Koppel and I talked about how the Apostle Paul was himself a Jewish leader who persecuted Christians until he came to the realization that Jesus really is the Messiah. Paul went on to command the church at Rome specifically to be compassionate towards the Jews. "I am not ashamed of the gospel," he wrote in Romans 1:16, "because it is the power of salvation of everyone who believes: first for the Jew, then for the Gentile." Paul reiterated Jesus' point that salvation is from the Jews in Romans, chapter nine. Indeed, Paul specifically warned the church at Rome not to get arrogant, or to think that God has cursed the Jewish people. "Did God reject his people? By no means! God did not reject his people, whom he foreknew," he wrote in Romans, chapter eleven. He conceded that many Jews don't yet understand that Jesus is the Messiah, but added: "Did they stumble so as to fall beyond recovery? Not at all!"

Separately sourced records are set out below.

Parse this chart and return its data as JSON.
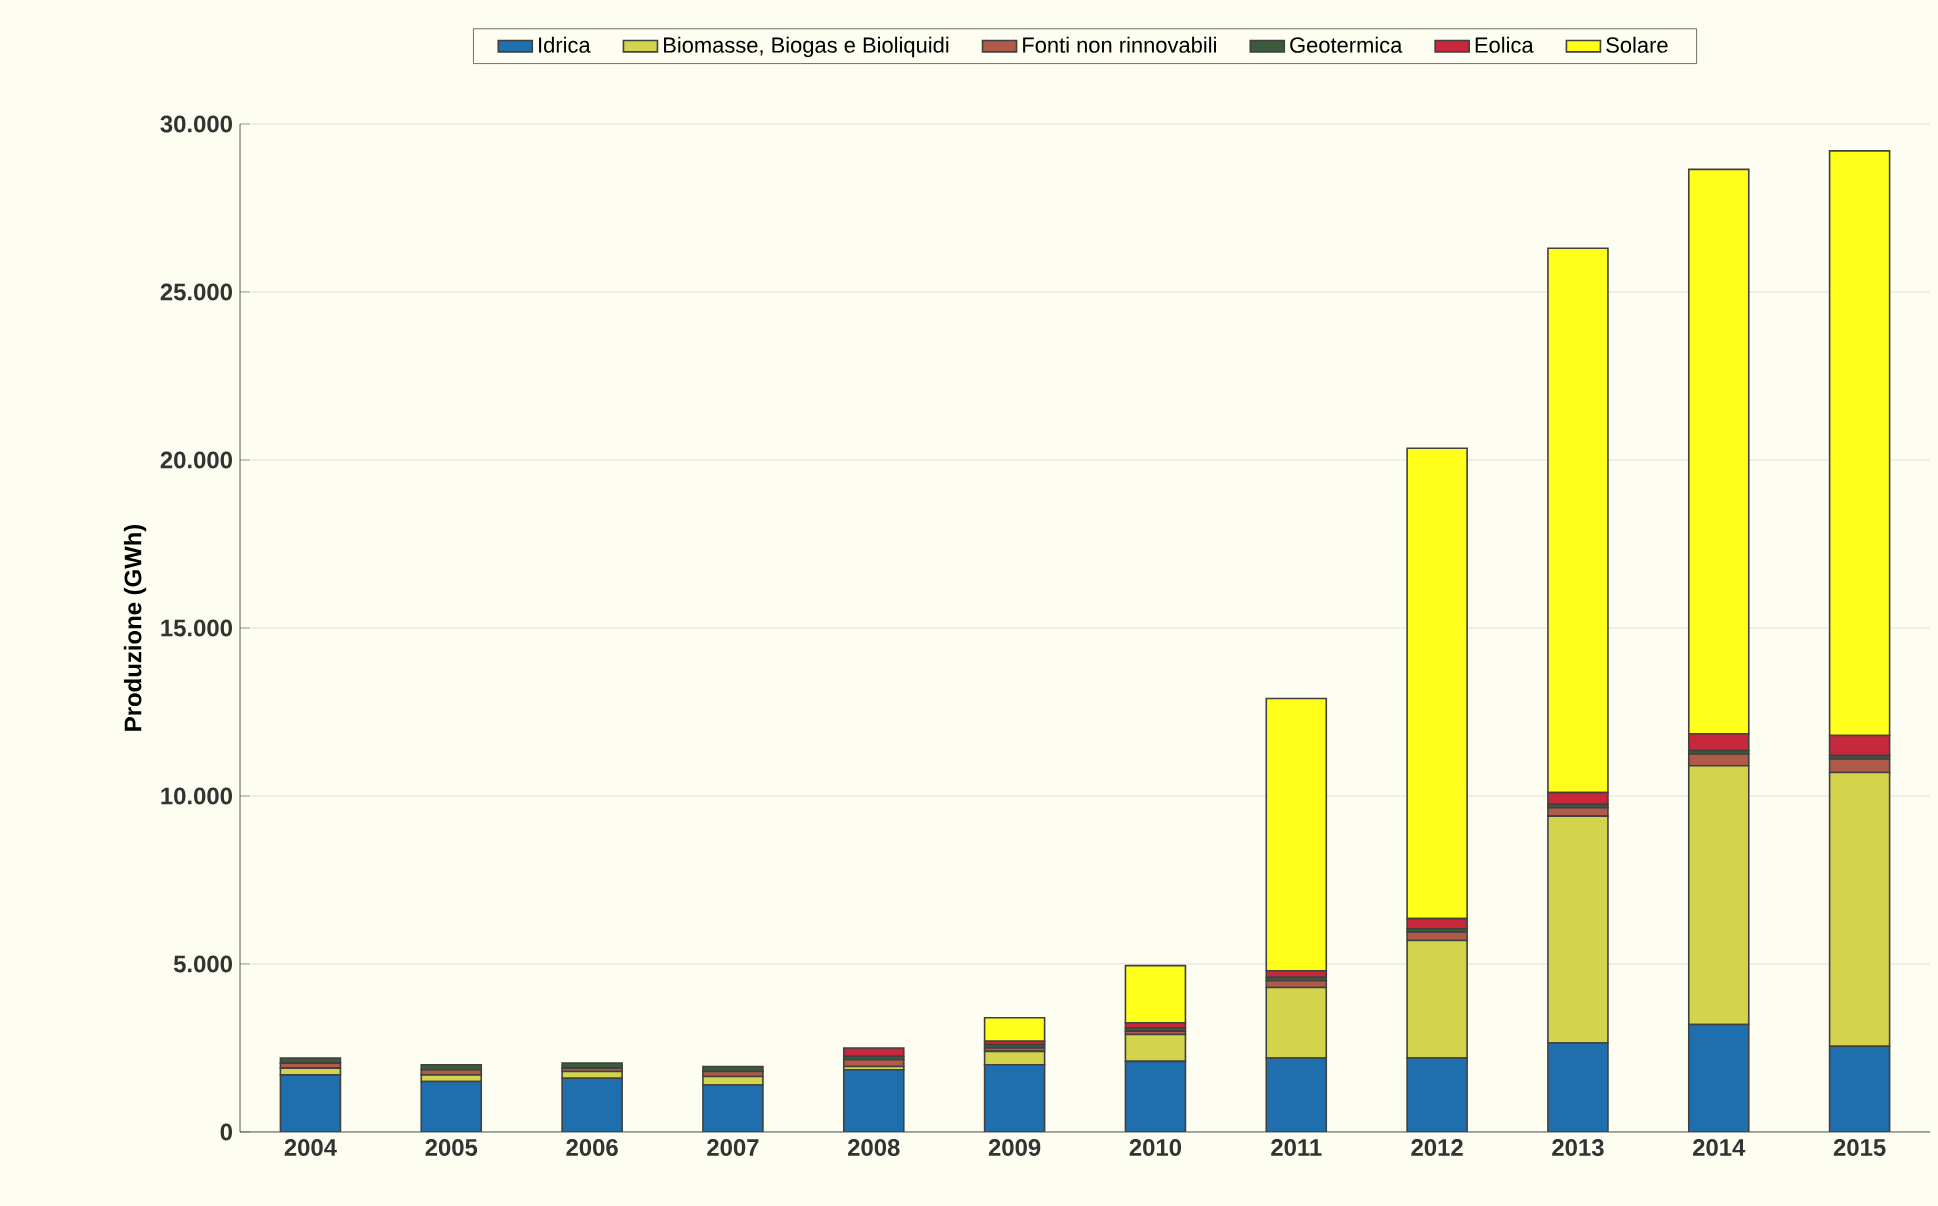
{
  "chart_data": {
    "type": "bar",
    "stacked": true,
    "ylabel": "Produzione (GWh)",
    "categories": [
      "2004",
      "2005",
      "2006",
      "2007",
      "2008",
      "2009",
      "2010",
      "2011",
      "2012",
      "2013",
      "2014",
      "2015"
    ],
    "series": [
      {
        "name": "Idrica",
        "color": "#1f6fae",
        "values": [
          1700,
          1500,
          1600,
          1400,
          1850,
          2000,
          2100,
          2200,
          2200,
          2650,
          3200,
          2550
        ]
      },
      {
        "name": "Biomasse, Biogas e Bioliquidi",
        "color": "#d4d44c",
        "values": [
          200,
          200,
          200,
          250,
          100,
          400,
          800,
          2100,
          3500,
          6750,
          7700,
          8150
        ]
      },
      {
        "name": "Fonti non rinnovabili",
        "color": "#b05a4a",
        "values": [
          150,
          150,
          100,
          150,
          200,
          100,
          100,
          200,
          250,
          250,
          350,
          400
        ]
      },
      {
        "name": "Geotermica",
        "color": "#3d5a3d",
        "values": [
          150,
          150,
          150,
          150,
          100,
          100,
          100,
          100,
          100,
          100,
          100,
          100
        ]
      },
      {
        "name": "Eolica",
        "color": "#c8283c",
        "values": [
          null,
          null,
          null,
          null,
          250,
          100,
          150,
          200,
          300,
          350,
          500,
          600
        ]
      },
      {
        "name": "Solare",
        "color": "#ffff1a",
        "values": [
          0,
          0,
          0,
          0,
          0,
          700,
          1700,
          8100,
          14000,
          16200,
          16800,
          17400
        ]
      }
    ],
    "ylim": [
      0,
      30000
    ],
    "yticks": [
      {
        "value": 0,
        "label": "0"
      },
      {
        "value": 5000,
        "label": "5.000"
      },
      {
        "value": 10000,
        "label": "10.000"
      },
      {
        "value": 15000,
        "label": "15.000"
      },
      {
        "value": 20000,
        "label": "20.000"
      },
      {
        "value": 25000,
        "label": "25.000"
      },
      {
        "value": 30000,
        "label": "30.000"
      }
    ],
    "grid": "y",
    "legend": "top"
  }
}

How will Nightline finally present the controversy over The Passion, and how much of the interview with the seven of us from McLean Bible Church will make it on the air tonight? We shall see. But Lynn and I drove home from our evening with Ted Koppel last night struck anew by how important this national debate is. It is time for Christians to make it clear to our Jewish neighbors: We are all responsible for Jesus' death. The real question is: How do we respond to the news that He rose again three days later?
Joel C. Rosenberg is the New York Times best-selling author of The Last Jihad and The Last Days, and a former senior aide to Israeli Prime Minister Benjamin Netanyahu and Deputy Prime Minister Natan Sharansky.